Es waren nur fünf kurze Lieder, deren Texte nicht besonders ausgefeilt waren; mehr war von einem Fünfzehnjährigen mit einem Hang zu kryptischer Lyrik auch nicht zu erwarten. Das waren keine vertonten Gedichte von Rimbaud oder Baudelaire, das war pure, unverfälschte, jugendliche Zukunftsangst. »Everybody hates me, but I don't care./I'm safe in my black room, and the fools are out there.« Aber immerhin waren es Lukes eigene Lieder. Mit vierzehn hatte Banks sich mit Graham, Paul und Steve zu einer epigonalen Rockband zusammengeschlossen, aber es hatte nur zu Coverversionen der Beatles und Stones gereicht. Keiner von ihnen hatte das Bedürfnis oder das Talent gehabt, eigene Texte zu schreiben.

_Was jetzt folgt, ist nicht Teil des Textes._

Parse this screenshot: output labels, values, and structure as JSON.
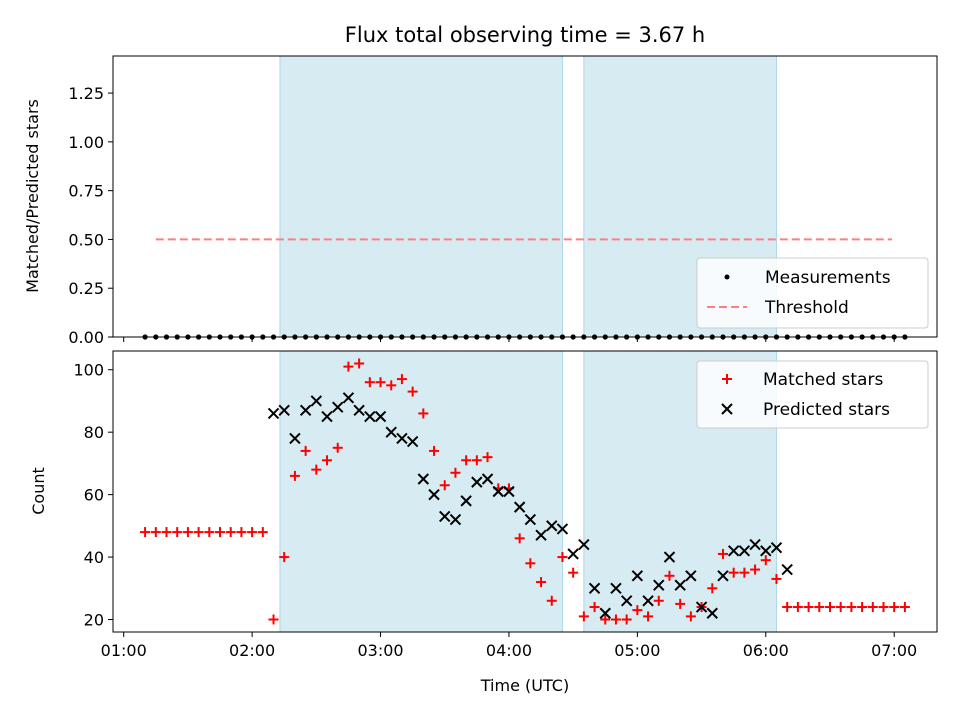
{
  "chart_data": {
    "type": "scatter",
    "title": "Flux total observing time = 3.67 h",
    "xlabel": "Time (UTC)",
    "x_unit": "time of day (HH:MM, UTC)",
    "xlim": [
      "00:55",
      "07:20"
    ],
    "xticks": [
      "01:00",
      "02:00",
      "03:00",
      "04:00",
      "05:00",
      "06:00",
      "07:00"
    ],
    "colors": {
      "shade": "#add8e6",
      "measurement": "#000000",
      "threshold": "#ff7f7f",
      "matched": "#ff0000",
      "predicted": "#000000"
    },
    "shaded_intervals": [
      [
        "02:13",
        "04:25"
      ],
      [
        "04:35",
        "06:05"
      ]
    ],
    "times": [
      "01:10",
      "01:15",
      "01:20",
      "01:25",
      "01:30",
      "01:35",
      "01:40",
      "01:45",
      "01:50",
      "01:55",
      "02:00",
      "02:05",
      "02:10",
      "02:15",
      "02:20",
      "02:25",
      "02:30",
      "02:35",
      "02:40",
      "02:45",
      "02:50",
      "02:55",
      "03:00",
      "03:05",
      "03:10",
      "03:15",
      "03:20",
      "03:25",
      "03:30",
      "03:35",
      "03:40",
      "03:45",
      "03:50",
      "03:55",
      "04:00",
      "04:05",
      "04:10",
      "04:15",
      "04:20",
      "04:25",
      "04:30",
      "04:35",
      "04:40",
      "04:45",
      "04:50",
      "04:55",
      "05:00",
      "05:05",
      "05:10",
      "05:15",
      "05:20",
      "05:25",
      "05:30",
      "05:35",
      "05:40",
      "05:45",
      "05:50",
      "05:55",
      "06:00",
      "06:05",
      "06:10",
      "06:15",
      "06:20",
      "06:25",
      "06:30",
      "06:35",
      "06:40",
      "06:45",
      "06:50",
      "06:55",
      "07:00",
      "07:05"
    ],
    "panels": [
      {
        "ylabel": "Matched/Predicted stars",
        "ylim": [
          0,
          1.44
        ],
        "yticks": [
          "0.00",
          "0.25",
          "0.50",
          "0.75",
          "1.00",
          "1.25"
        ],
        "legend_position": "lower-right",
        "series": [
          {
            "name": "Measurements",
            "marker": "dot",
            "values": [
              0,
              0,
              0,
              0,
              0,
              0,
              0,
              0,
              0,
              0,
              0,
              0,
              0,
              0,
              0,
              0,
              0,
              0,
              0,
              0,
              0,
              0,
              0,
              0,
              0,
              0,
              0,
              0,
              0,
              0,
              0,
              0,
              0,
              0,
              0,
              0,
              0,
              0,
              0,
              0,
              0,
              0,
              0,
              0,
              0,
              0,
              0,
              0,
              0,
              0,
              0,
              0,
              0,
              0,
              0,
              0,
              0,
              0,
              0,
              0,
              0,
              0,
              0,
              0,
              0,
              0,
              0,
              0,
              0,
              0,
              0,
              0
            ]
          }
        ],
        "threshold": {
          "name": "Threshold",
          "value": 0.5,
          "x_range": [
            "01:15",
            "06:59"
          ]
        }
      },
      {
        "ylabel": "Count",
        "ylim": [
          16,
          106
        ],
        "yticks": [
          "20",
          "40",
          "60",
          "80",
          "100"
        ],
        "legend_position": "upper-right",
        "series": [
          {
            "name": "Matched stars",
            "marker": "plus",
            "values": [
              48,
              48,
              48,
              48,
              48,
              48,
              48,
              48,
              48,
              48,
              48,
              48,
              20,
              40,
              66,
              74,
              68,
              71,
              75,
              101,
              102,
              96,
              96,
              95,
              97,
              93,
              86,
              74,
              63,
              67,
              71,
              71,
              72,
              62,
              62,
              46,
              38,
              32,
              26,
              40,
              35,
              21,
              24,
              20,
              20,
              20,
              23,
              21,
              26,
              34,
              25,
              21,
              24,
              30,
              41,
              35,
              35,
              36,
              39,
              33,
              24,
              24,
              24,
              24,
              24,
              24,
              24,
              24,
              24,
              24,
              24,
              24
            ]
          },
          {
            "name": "Predicted stars",
            "marker": "x",
            "values": [
              null,
              null,
              null,
              null,
              null,
              null,
              null,
              null,
              null,
              null,
              null,
              null,
              86,
              87,
              78,
              87,
              90,
              85,
              88,
              91,
              87,
              85,
              85,
              80,
              78,
              77,
              65,
              60,
              53,
              52,
              58,
              64,
              65,
              61,
              61,
              56,
              52,
              47,
              50,
              49,
              41,
              44,
              30,
              22,
              30,
              26,
              34,
              26,
              31,
              40,
              31,
              34,
              24,
              22,
              34,
              42,
              42,
              44,
              42,
              43,
              36,
              null,
              null,
              null,
              null,
              null,
              null,
              null,
              null,
              null,
              null,
              null
            ]
          }
        ]
      }
    ]
  }
}
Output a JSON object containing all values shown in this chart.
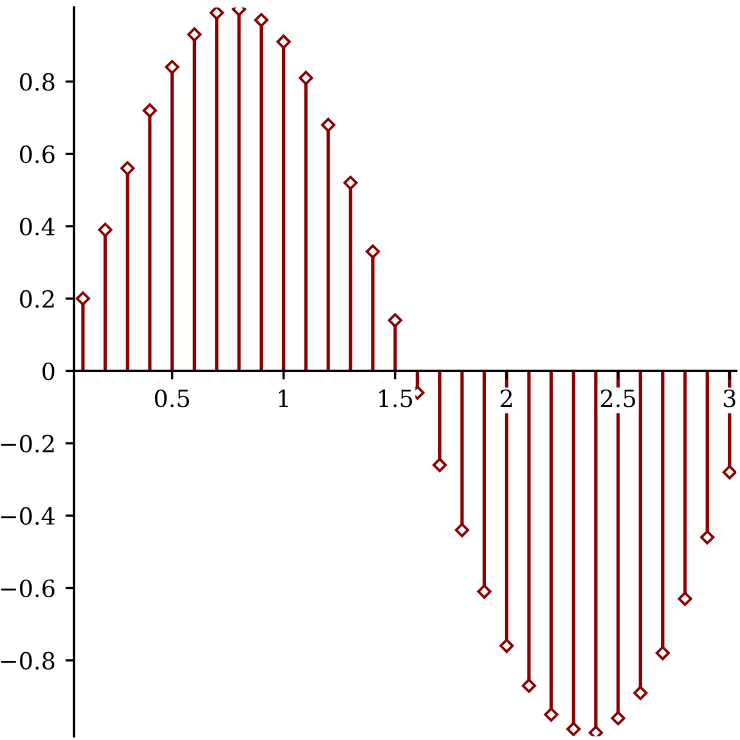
{
  "chart_data": {
    "type": "lollipop",
    "x": [
      0.1,
      0.2,
      0.3,
      0.4,
      0.5,
      0.6,
      0.7,
      0.8,
      0.9,
      1.0,
      1.1,
      1.2,
      1.3,
      1.4,
      1.5,
      1.6,
      1.7,
      1.8,
      1.9,
      2.0,
      2.1,
      2.2,
      2.3,
      2.4,
      2.5,
      2.6,
      2.7,
      2.8,
      2.9,
      3.0
    ],
    "values": [
      0.2,
      0.39,
      0.56,
      0.72,
      0.84,
      0.93,
      0.99,
      1.0,
      0.97,
      0.91,
      0.81,
      0.68,
      0.52,
      0.33,
      0.14,
      -0.06,
      -0.26,
      -0.44,
      -0.61,
      -0.76,
      -0.87,
      -0.95,
      -0.99,
      -1.0,
      -0.96,
      -0.89,
      -0.78,
      -0.63,
      -0.46,
      -0.28
    ],
    "color": "#8b0000",
    "marker": "diamond",
    "xlim": [
      0.06,
      3.03
    ],
    "ylim": [
      -1.01,
      1.005
    ],
    "xticks": [
      0.5,
      1,
      1.5,
      2,
      2.5,
      3
    ],
    "yticks": [
      {
        "value": -0.8,
        "label": "−0.8"
      },
      {
        "value": -0.6,
        "label": "−0.6"
      },
      {
        "value": -0.4,
        "label": "−0.4"
      },
      {
        "value": -0.2,
        "label": "−0.2"
      },
      0,
      0.2,
      0.4,
      0.6,
      0.8
    ],
    "grid": false,
    "legend": false
  }
}
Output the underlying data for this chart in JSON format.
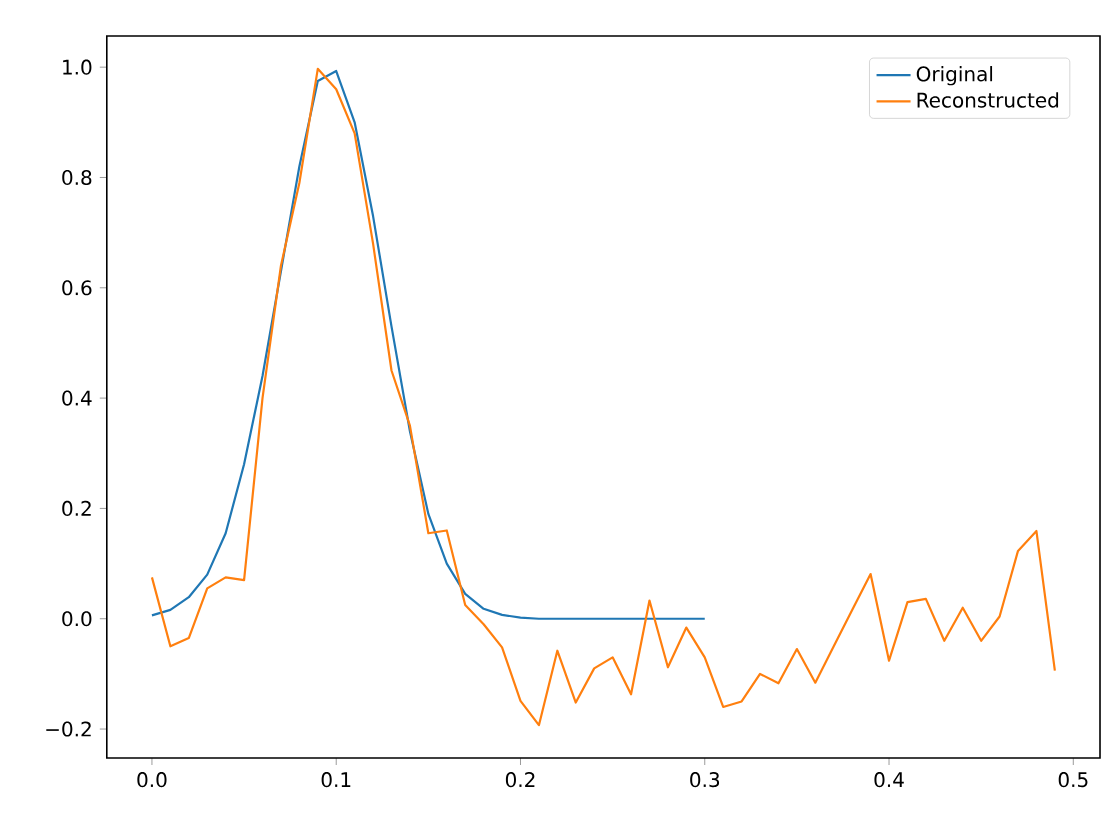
{
  "chart_data": {
    "type": "line",
    "series": [
      {
        "name": "Original",
        "color": "#1f77b4",
        "x": [
          0.0,
          0.01,
          0.02,
          0.03,
          0.04,
          0.05,
          0.06,
          0.07,
          0.08,
          0.09,
          0.1,
          0.11,
          0.12,
          0.13,
          0.14,
          0.15,
          0.16,
          0.17,
          0.18,
          0.19,
          0.2,
          0.21,
          0.22,
          0.23,
          0.24,
          0.25,
          0.26,
          0.27,
          0.28,
          0.29,
          0.3
        ],
        "values": [
          0.006,
          0.016,
          0.039,
          0.08,
          0.155,
          0.28,
          0.44,
          0.63,
          0.82,
          0.975,
          0.993,
          0.9,
          0.73,
          0.53,
          0.34,
          0.19,
          0.1,
          0.045,
          0.018,
          0.007,
          0.002,
          0.0,
          0.0,
          0.0,
          0.0,
          0.0,
          0.0,
          0.0,
          0.0,
          0.0,
          0.0
        ]
      },
      {
        "name": "Reconstructed",
        "color": "#ff7f0e",
        "x": [
          0.0,
          0.01,
          0.02,
          0.03,
          0.04,
          0.05,
          0.06,
          0.07,
          0.08,
          0.09,
          0.1,
          0.11,
          0.12,
          0.13,
          0.14,
          0.15,
          0.16,
          0.17,
          0.18,
          0.19,
          0.2,
          0.21,
          0.22,
          0.23,
          0.24,
          0.25,
          0.26,
          0.27,
          0.28,
          0.29,
          0.3,
          0.31,
          0.32,
          0.33,
          0.34,
          0.35,
          0.36,
          0.37,
          0.38,
          0.39,
          0.4,
          0.41,
          0.42,
          0.43,
          0.44,
          0.45,
          0.46,
          0.47,
          0.48,
          0.49
        ],
        "values": [
          0.075,
          -0.05,
          -0.035,
          0.055,
          0.075,
          0.07,
          0.4,
          0.64,
          0.79,
          0.997,
          0.96,
          0.88,
          0.68,
          0.45,
          0.35,
          0.155,
          0.16,
          0.025,
          -0.01,
          -0.052,
          -0.149,
          -0.193,
          -0.058,
          -0.152,
          -0.09,
          -0.07,
          -0.137,
          0.033,
          -0.088,
          -0.016,
          -0.07,
          -0.16,
          -0.15,
          -0.1,
          -0.117,
          -0.055,
          -0.116,
          -0.05,
          0.016,
          0.081,
          -0.076,
          0.03,
          0.036,
          -0.04,
          0.02,
          -0.04,
          0.004,
          0.123,
          0.159,
          -0.094
        ]
      }
    ],
    "xlim": [
      -0.0245,
      0.5145
    ],
    "ylim": [
      -0.2525,
      1.0565
    ],
    "xticks": [
      {
        "value": 0.0,
        "label": "0.0"
      },
      {
        "value": 0.1,
        "label": "0.1"
      },
      {
        "value": 0.2,
        "label": "0.2"
      },
      {
        "value": 0.3,
        "label": "0.3"
      },
      {
        "value": 0.4,
        "label": "0.4"
      },
      {
        "value": 0.5,
        "label": "0.5"
      }
    ],
    "yticks": [
      {
        "value": -0.2,
        "label": "−0.2"
      },
      {
        "value": 0.0,
        "label": "0.0"
      },
      {
        "value": 0.2,
        "label": "0.2"
      },
      {
        "value": 0.4,
        "label": "0.4"
      },
      {
        "value": 0.6,
        "label": "0.6"
      },
      {
        "value": 0.8,
        "label": "0.8"
      },
      {
        "value": 1.0,
        "label": "1.0"
      }
    ],
    "legend": "top right",
    "grid": false,
    "marker": "none",
    "line_style": "solid"
  }
}
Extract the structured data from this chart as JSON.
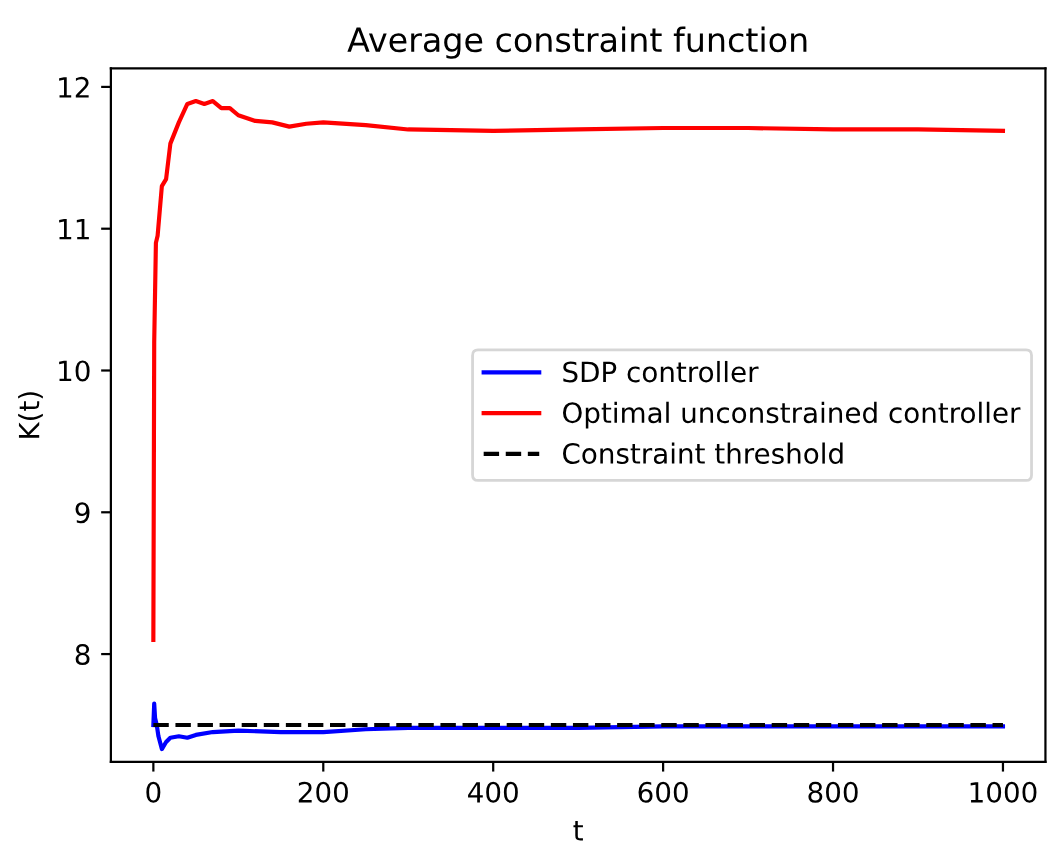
{
  "chart_data": {
    "type": "line",
    "title": "Average constraint function",
    "xlabel": "t",
    "ylabel": "K(t)",
    "xlim": [
      -50,
      1050
    ],
    "ylim": [
      7.24,
      12.13
    ],
    "xticks": [
      0,
      200,
      400,
      600,
      800,
      1000
    ],
    "yticks": [
      8,
      9,
      10,
      11,
      12
    ],
    "grid": false,
    "legend": "center right",
    "series": [
      {
        "name": "SDP controller",
        "color": "#0000ff",
        "line_style": "solid",
        "x": [
          0,
          1,
          2,
          4,
          6,
          10,
          15,
          20,
          30,
          40,
          50,
          70,
          100,
          150,
          200,
          250,
          300,
          400,
          500,
          600,
          700,
          800,
          900,
          1000
        ],
        "values": [
          7.5,
          7.65,
          7.55,
          7.5,
          7.42,
          7.33,
          7.38,
          7.41,
          7.42,
          7.41,
          7.43,
          7.45,
          7.46,
          7.45,
          7.45,
          7.47,
          7.48,
          7.48,
          7.48,
          7.49,
          7.49,
          7.49,
          7.49,
          7.49
        ]
      },
      {
        "name": "Optimal unconstrained controller",
        "color": "#ff0000",
        "line_style": "solid",
        "x": [
          0,
          1,
          3,
          5,
          10,
          15,
          20,
          30,
          40,
          50,
          60,
          70,
          80,
          90,
          100,
          120,
          140,
          160,
          180,
          200,
          250,
          300,
          400,
          500,
          600,
          700,
          800,
          900,
          1000
        ],
        "values": [
          8.1,
          10.2,
          10.9,
          10.95,
          11.3,
          11.35,
          11.6,
          11.75,
          11.88,
          11.9,
          11.88,
          11.9,
          11.85,
          11.85,
          11.8,
          11.76,
          11.75,
          11.72,
          11.74,
          11.75,
          11.73,
          11.7,
          11.69,
          11.7,
          11.71,
          11.71,
          11.7,
          11.7,
          11.69
        ]
      },
      {
        "name": "Constraint threshold",
        "color": "#000000",
        "line_style": "dashed",
        "x": [
          0,
          1000
        ],
        "values": [
          7.5,
          7.5
        ]
      }
    ]
  }
}
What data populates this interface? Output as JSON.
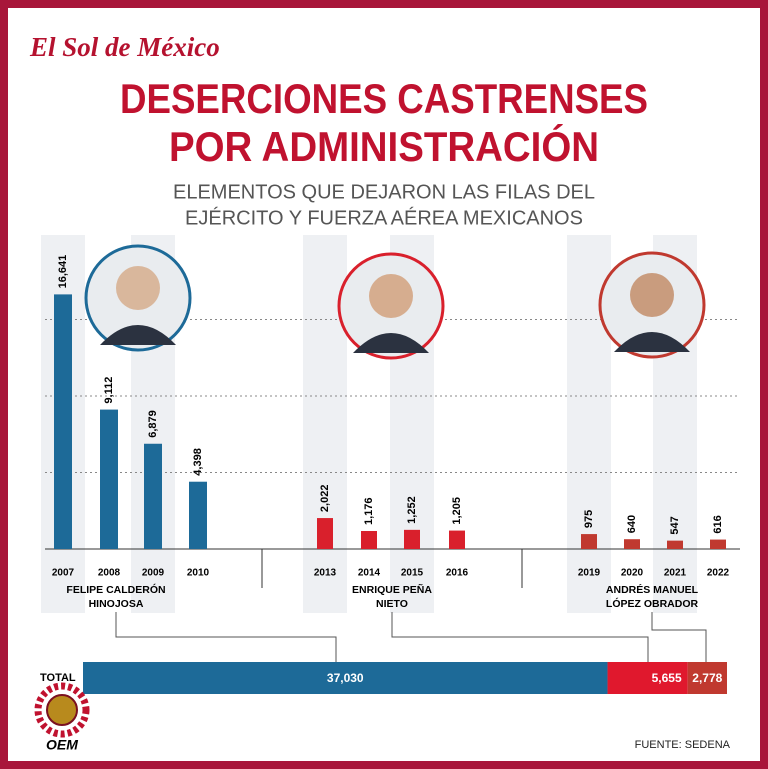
{
  "header": {
    "brand": "El Sol de México",
    "title": [
      "DESERCIONES CASTRENSES",
      "POR ADMINISTRACIÓN"
    ],
    "subtitle": [
      "ELEMENTOS QUE DEJARON LAS FILAS DEL",
      "EJÉRCITO Y FUERZA AÉREA MEXICANOS"
    ]
  },
  "chart_data": [
    {
      "type": "bar",
      "categories": [
        "2007",
        "2008",
        "2009",
        "2010",
        "2013",
        "2014",
        "2015",
        "2016",
        "2019",
        "2020",
        "2021",
        "2022"
      ],
      "series": [
        {
          "name": [
            "FELIPE CALDERÓN",
            "HINOJOSA"
          ],
          "color": "#1d6a98",
          "values": [
            16641,
            9112,
            6879,
            4398,
            null,
            null,
            null,
            null,
            null,
            null,
            null,
            null
          ],
          "value_labels": [
            "16,641",
            "9,112",
            "6,879",
            "4,398",
            null,
            null,
            null,
            null,
            null,
            null,
            null,
            null
          ]
        },
        {
          "name": [
            "ENRIQUE PEÑA",
            "NIETO"
          ],
          "color": "#d9202c",
          "values": [
            null,
            null,
            null,
            null,
            2022,
            1176,
            1252,
            1205,
            null,
            null,
            null,
            null
          ],
          "value_labels": [
            null,
            null,
            null,
            null,
            "2,022",
            "1,176",
            "1,252",
            "1,205",
            null,
            null,
            null,
            null
          ]
        },
        {
          "name": [
            "ANDRÉS MANUEL",
            "LÓPEZ OBRADOR"
          ],
          "color": "#c0392f",
          "values": [
            null,
            null,
            null,
            null,
            null,
            null,
            null,
            null,
            975,
            640,
            547,
            616
          ]
        }
      ],
      "ylim": [
        0,
        20000
      ],
      "yticks": [
        0,
        5000,
        10000,
        15000
      ],
      "grid": true
    },
    {
      "type": "stacked-bar",
      "orientation": "horizontal",
      "categories": [
        "TOTAL"
      ],
      "series": [
        {
          "color": "#1d6a98",
          "values": [
            37030
          ],
          "value_labels": [
            "37,030"
          ]
        },
        {
          "color": "#e0182d",
          "values": [
            5655
          ],
          "value_labels": [
            "5,655"
          ]
        },
        {
          "color": "#c0392f",
          "values": [
            2778
          ],
          "value_labels": [
            "2,778"
          ]
        }
      ]
    }
  ],
  "footer": {
    "source": "FUENTE: SEDENA",
    "logo": "OEM"
  }
}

Lukes Musik war unausgereift und voller Schmerz. Man hatte das Gefühl, als taste er herum, suche nach einer Stimme, nach seiner Stimme. Er versteckte sich hinter der elektrischen Gitarre und griff gelegentlich auf Spezialeffekte wie Fuzz und Wahwah zurück, meistens aber hielt er sich an die schlichten Akkorde, die Banks noch von seinen eigenen stümperhaften Versuchen kannte. Auffällig war, wie stark Lukes Stimme der seines Vaters ähnelte. Sie hatte das gleiche Volumen, auch wenn Luke noch nicht zu den tiefsten Tönen herunterkam. Und er hatte das Timbre seines Vaters, wehmütig und lebensmüde, vielleicht sogar ein wenig zornig, gereizt.
Ein Lied fiel aus dem Rahmen, eine ruhige Ballade mit einer Melodie, die Banks bekannt vorkam, vielleicht war sie einem Volkslied nachempfunden. Es war das letzte Stück auf der Kassette, eine Art Liebeslied, oder ein Song über das, was sich ein Fünfzehnjähriger unter Erlösung vorstellte:
Er schloss mich aus, du nahmst mich auf.
Er ist das Dunkel, du das Licht.
Du musst nicht bleiben, doch du willst.
Warum nur? Oh, verlass mich nicht.
Handelte das Lied von seiner Mutter, von Robin? Oder von dem Mädchen, mit dem ihn Josie im Swainsdale Centre gesehen hatte? Annie war mit Winsome Jackman und Kevin Templeton unterwegs und zeigte die Phantomzeichnung herum. Vielleicht hatten sie Glück.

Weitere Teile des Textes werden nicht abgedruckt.